Germania, Bulgaria e Lettonia hanno un’impronta ecologica 2 volte e mezzo superiore a quello che consentono le loro risorse naturali: un cittadino tedesco, per esempio, ha un´impronta ecologica doppia rispetto alla media mondiale.

La crescita economica in corso in Grecia l’ha portata ad avere il più alto tasso di crescita di impronta ecologica, mitigata da un modesto incremento dell´indice di sviluppo umano, una situazione simile a quella della Spagna. La Francia è nella media europea grazie allo sviluppo tecnologico che gli permette di far fronte alla richiesta di nuove risorse energetiche.

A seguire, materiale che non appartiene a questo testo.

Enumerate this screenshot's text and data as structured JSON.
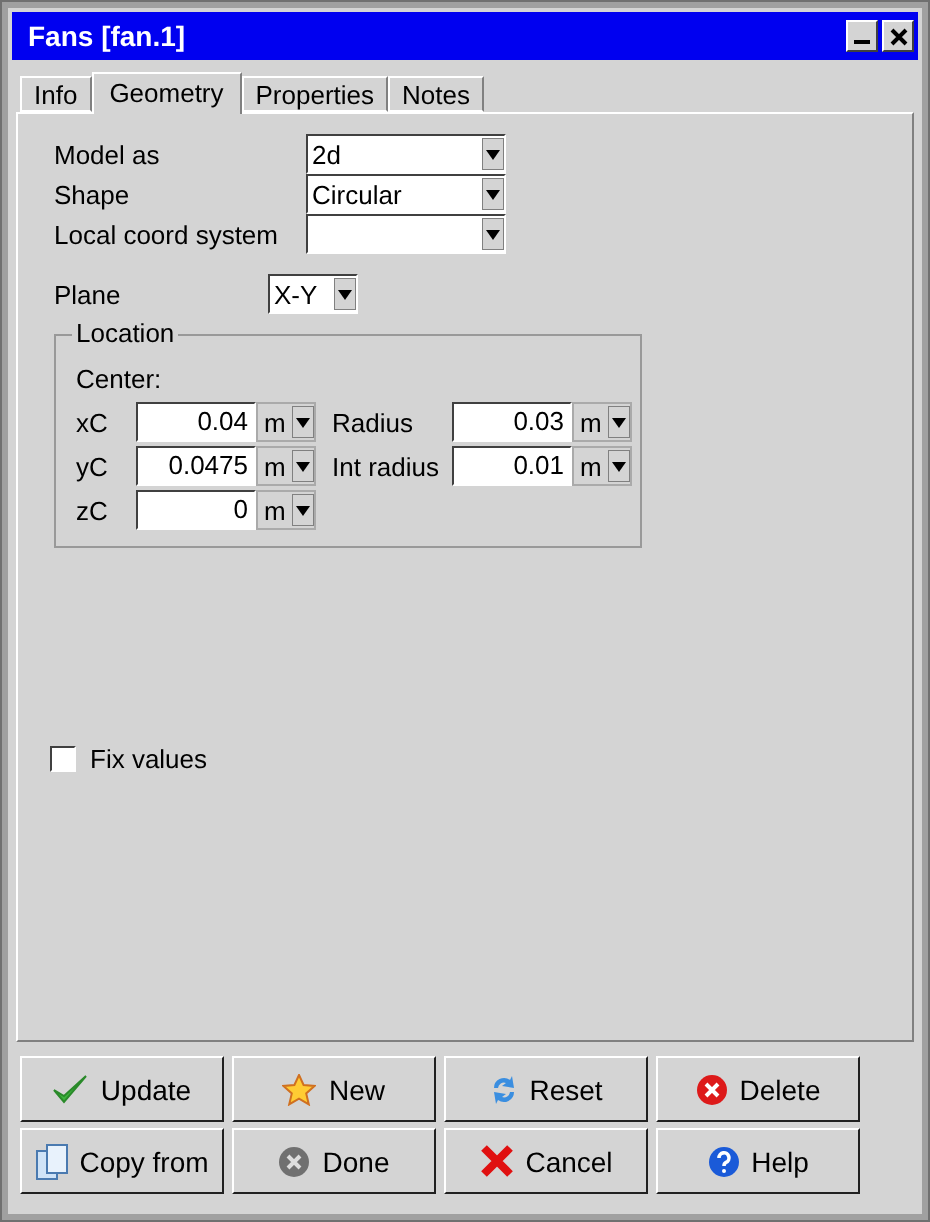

Anche l’Italia, che non fa parte dei “casi di studio” (Francia, Germania, Romania, Spagna e Ungheria) presi direttamente in esame dal rapporto, ha un’impronta umana nel periodo 1980/2003 di 2,57/4,15, alta come la media dei Paesi sviluppati, consuma quindi molto più risorse di quel che si potrebbe permettere, mente il nostro indice di sviluppo umano nello stesso periodo è di 0,84/0,93.

L’impronta ecologica dei Paesi ex satelliti dell’Urss è calata dopo il 1991, con il cambiamento radicale delle loro economie pianificate basate sull’industria pesante, ma ora Stati come Ungheria, Slovacchia e Romania stanno recuperando celermente e la loro impronta si fa sempre più pesante e la sostenibilità post-sovietica rischia di diventare un ricordo momentaneo.

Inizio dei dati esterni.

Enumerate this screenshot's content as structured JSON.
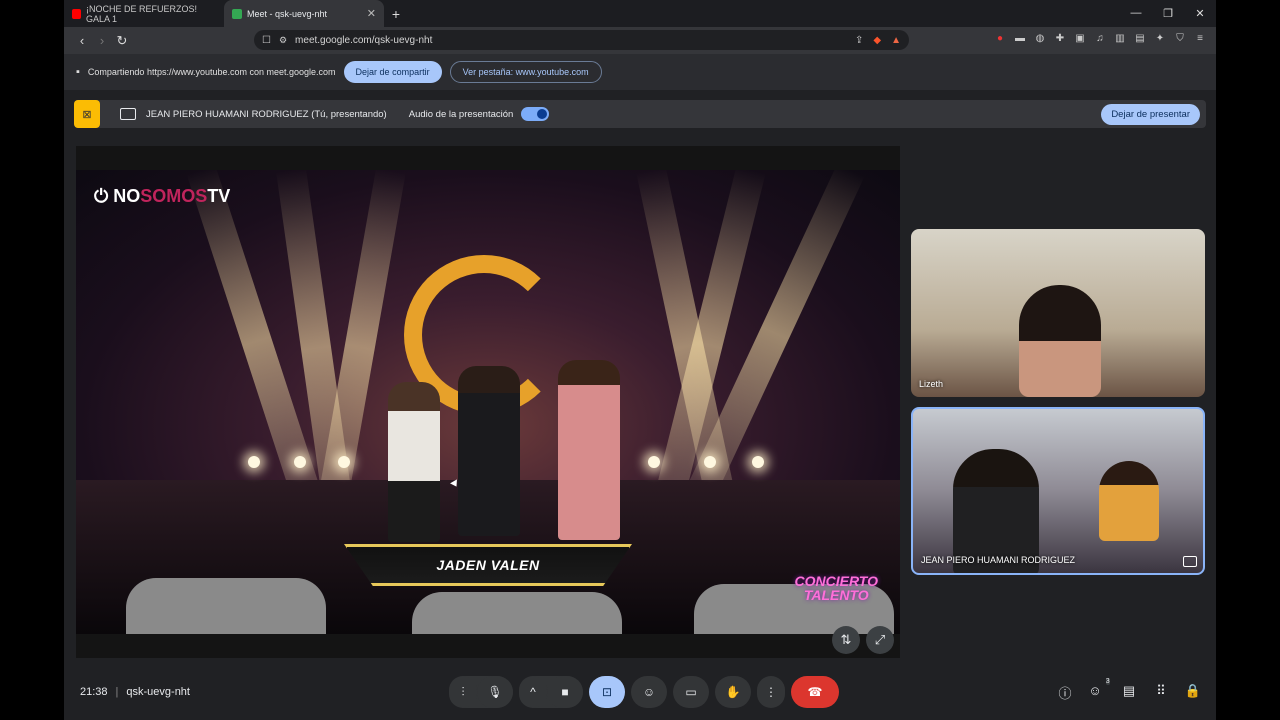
{
  "tabs": [
    {
      "label": "¡NOCHE DE REFUERZOS! GALA 1",
      "favicon_color": "#ff0000"
    },
    {
      "label": "Meet - qsk-uevg-nht",
      "favicon_color": "#34a853",
      "active": true
    }
  ],
  "address": {
    "url": "meet.google.com/qsk-uevg-nht"
  },
  "share_bar": {
    "text": "Compartiendo https://www.youtube.com con meet.google.com",
    "stop_label": "Dejar de compartir",
    "view_tab_label": "Ver pestaña: www.youtube.com"
  },
  "presentation": {
    "presenter": "JEAN PIERO HUAMANI RODRIGUEZ (Tú, presentando)",
    "audio_label": "Audio de la presentación",
    "audio_on": true,
    "stop_label": "Dejar de presentar"
  },
  "video": {
    "brand_a": "NO",
    "brand_b": "SOMOS",
    "brand_c": "TV",
    "caption": "JADEN VALEN",
    "watermark_1": "CONCIERTO",
    "watermark_2": "TALENTO"
  },
  "participants": [
    {
      "name": "Lizeth"
    },
    {
      "name": "JEAN PIERO HUAMANI RODRIGUEZ"
    }
  ],
  "meeting": {
    "time": "21:38",
    "code": "qsk-uevg-nht",
    "people_count": "3"
  },
  "colors": {
    "accent": "#a8c7fa",
    "end_call": "#dc362e",
    "present_badge": "#fbbc04"
  }
}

«E´ evidente – dice il Wwf - che l´impronta ecologica registra i dati di utilizzo delle risorse e non fornisce giudizi sulle forme di struttura economico-sociale che i diversi paesi si danno ma è altrettanto chiaro che percorsi moderni e concreti di sviluppo sostenibile, fatti di innovazione tecnologica mirati a ridurre gli impatti dei processi e dei prodotti, di politiche di efficienza, risparmio ed intelligente riduzione dei flussi di materia ed energia dei nostri metabolismi sociali conducono alla riduzione della nostra pressione sull´ambiente ed alla riduzione delle nostra impronta ecologica ed è questa la strada che si dovrebbe intraprendere al più presto».

«Quello che oggi consideriamo sviluppo – ha detto Emeka Anyaoku, presidente del Wwf internazionale - è cosa ben diversa da quello che il mondo e l´Europa si sono prefissati di perseguire, vale a dire uno sviluppo sostenibile. Questo perché le decisioni economiche di routine non tengono in alcun conto la spesa in capitale-natura. Gli indicatori economici sono fondamentali, ma senza una contabilità ecologica non consentono di misurare il deficit ecologico prodotto dalla nostra crescita economica. E´ come se spendessimo i nostri soldi senza capire che in realtà stiamo liquidando il capitale naturale del pianeta».